“Star Wars Battlefront II”: A glimpse into the expensive future of gaming

EA’s Star Wars Battlefront II (2017) logo


Disclaimer: There is use of strong language in some of the links within this article

Electronic Arts’ “Star Wars Battlefront II,” perhaps one of the most anticipated video games of the year, has been the hottest topic on the internet this past week. After the fairly lukewarm reception to “Star Wars Battlefront (2015),” the sequel has been watched with a close eye by the gaming community over its development cycle. Things actually seemed to be looking up for the sequel, with more than three times the content than its predecessor being added, and the promise of free maps and hero characters being added over the course of the next year. But as the saying goes, there ain’t such a thing as a free lunch.

Initial concerns for “Battlefront II” began during its open beta, in which all unlocks for the player came from gambling by purchasing loot boxes with in game currency. Traditionally, class unlocks come from playing as that specific class, and rewarding players for the time spent as that class. This left all player upgrades to the luck of the draw, many of which were objectively better than others, causing an unbalance among players that is generally not acceptable in multiplayer games. In the final release, a currency will be available to purchase with real money, so you can purchase more loot boxes in-game, incentivizing players to gamble for better items through microtransactions. This also creates a pay to win environment, similar to that in a mobile game like Clash of Clans, where the players willing to spend the most amount of money will perform better in matches.

Following the beta, EA made changes to the game, allowing some unlocks through gameplay, but many still locked behind the roll of the dice with loot boxes. While many gamers were still not entirely satisfied with the inclusion of microtransactions in an already $60 game, this was a step in the right direction, and deemed at least to be acceptable for the final release. News around the game died down a bit, until the game was opened up for a ten hour trial for gamers with EA Access, a subscription service available to gamers on Xbox One.

Reddit user /u/MBMMaverick made a post on the Star Wars Battlefront Subreddit, which quickly became its most up-voted post of all time. Darth Vader and Luke Skywalker, arguably the most popular characters from the Star Wars franchise, were locked to players, only available to be purchased for 60,000 credits. At the rate which credits are awarded to players in the game, it would take approximately 30-40 hours to unlock just one of them, but also at the cost of also being unable to purchase any loot boxes with those credits in the mean time. Players were justifiably outraged, prompting EA’s Star Wars Battlefront community team to respond, claiming that this would “provide players with a sense of pride and accomplishment for unlocking different heroes.” The post is now the most down-voted post in Reddit’s history, current sitting at negative 678,000 points.
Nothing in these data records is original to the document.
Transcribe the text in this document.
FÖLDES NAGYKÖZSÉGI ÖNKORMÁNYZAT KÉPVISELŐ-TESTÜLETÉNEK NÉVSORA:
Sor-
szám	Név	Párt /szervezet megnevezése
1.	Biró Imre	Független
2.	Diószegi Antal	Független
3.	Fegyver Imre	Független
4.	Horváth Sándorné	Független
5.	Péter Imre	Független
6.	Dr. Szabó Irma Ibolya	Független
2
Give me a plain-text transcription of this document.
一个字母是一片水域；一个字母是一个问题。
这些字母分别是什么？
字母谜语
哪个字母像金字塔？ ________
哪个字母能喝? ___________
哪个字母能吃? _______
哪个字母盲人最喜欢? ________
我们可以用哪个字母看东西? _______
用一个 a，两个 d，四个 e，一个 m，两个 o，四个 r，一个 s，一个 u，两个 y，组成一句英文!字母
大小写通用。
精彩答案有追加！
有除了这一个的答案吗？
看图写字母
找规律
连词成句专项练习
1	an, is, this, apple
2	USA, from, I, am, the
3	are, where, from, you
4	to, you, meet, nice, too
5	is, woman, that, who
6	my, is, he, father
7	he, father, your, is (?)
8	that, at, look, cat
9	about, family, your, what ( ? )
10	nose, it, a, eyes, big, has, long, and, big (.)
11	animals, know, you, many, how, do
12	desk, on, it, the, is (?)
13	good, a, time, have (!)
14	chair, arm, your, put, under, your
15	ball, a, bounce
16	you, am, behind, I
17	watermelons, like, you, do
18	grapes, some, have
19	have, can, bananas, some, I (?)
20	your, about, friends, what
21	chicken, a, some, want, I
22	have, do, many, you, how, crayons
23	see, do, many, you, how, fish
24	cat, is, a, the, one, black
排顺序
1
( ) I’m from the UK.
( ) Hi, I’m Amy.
This massive outrage spread sitewide, with many Subreddits and users joining in on a boycott, many cancelling pre-orders through EA’s website, and calling for others to do so. After an influx of refunds on pre-orders, EA removed the easily accessible button on their website, forcing users to call in to customer service to refund the game. In response to this, EA announced that they would be lowering the cost on the locked heroes by 75%, but still did not address any of the pay to win concerns associated with the loot box unlock system.

In an article written on SWTORStrategies.com“…it will take 4,528 hours of gameplay (or $2100) to unlock all base-game content in ‘Star Wars: Battlefront 2,’” both of which are completely unattainable by any average gamer, especially considering the $60 (or $80 on the deluxe edition) price tag.

Considering Electronic Arts is one of the largest and most influencial game developers in the industry, this could be a strong indicator of the future of gaming. More and more gaming companies are starting to catch on to the massive goldmine that microtransactions can be, but this is all at the expense of a playable game. Developers like EA have decided that $60 on a new game is no longer enough money for their product, and are now focusing on enticing players to spend even more money through these microtransactions, or be forced to spend hours grinding away for little reward. As adults and college students, money and time are the two resources in the shortest supply, making a $60 purchase on any game a difficult decision.

Many Reddit users have also taken to social media, tagging Disney and Star Wars, using hashtags such as “#Gambling” and “#StarWarsGambling” in the attempt to gain not only their attention, but also the attention of less “hardcore” gamers, in hopes that they join the boycott. Despite creating a lot of noise over this fiasco, Reddit users and “hardcore” gamers represent only a small fraction of the “Star Wars Battlefront II” audience, the majority of purchases will come from casual gamers, and parents.

In a Reddit AMA  on Wednesday, “Battlefront II” developers answered many of gamers’ questions, and promised to continue altering the progression system, but offered no real answers as to how they would do so. It’s certainly a shame that the corporate side of EA has interfered with Star Wars Battlefront II, because past all the issues with unlocks, loot boxes, and microtransactions, DICE has developed a solid game with spectacular graphics. The future of the game following its release is unclear, gamers can only hope and pray for a change for the better, not only for the game, but the gaming industry itself.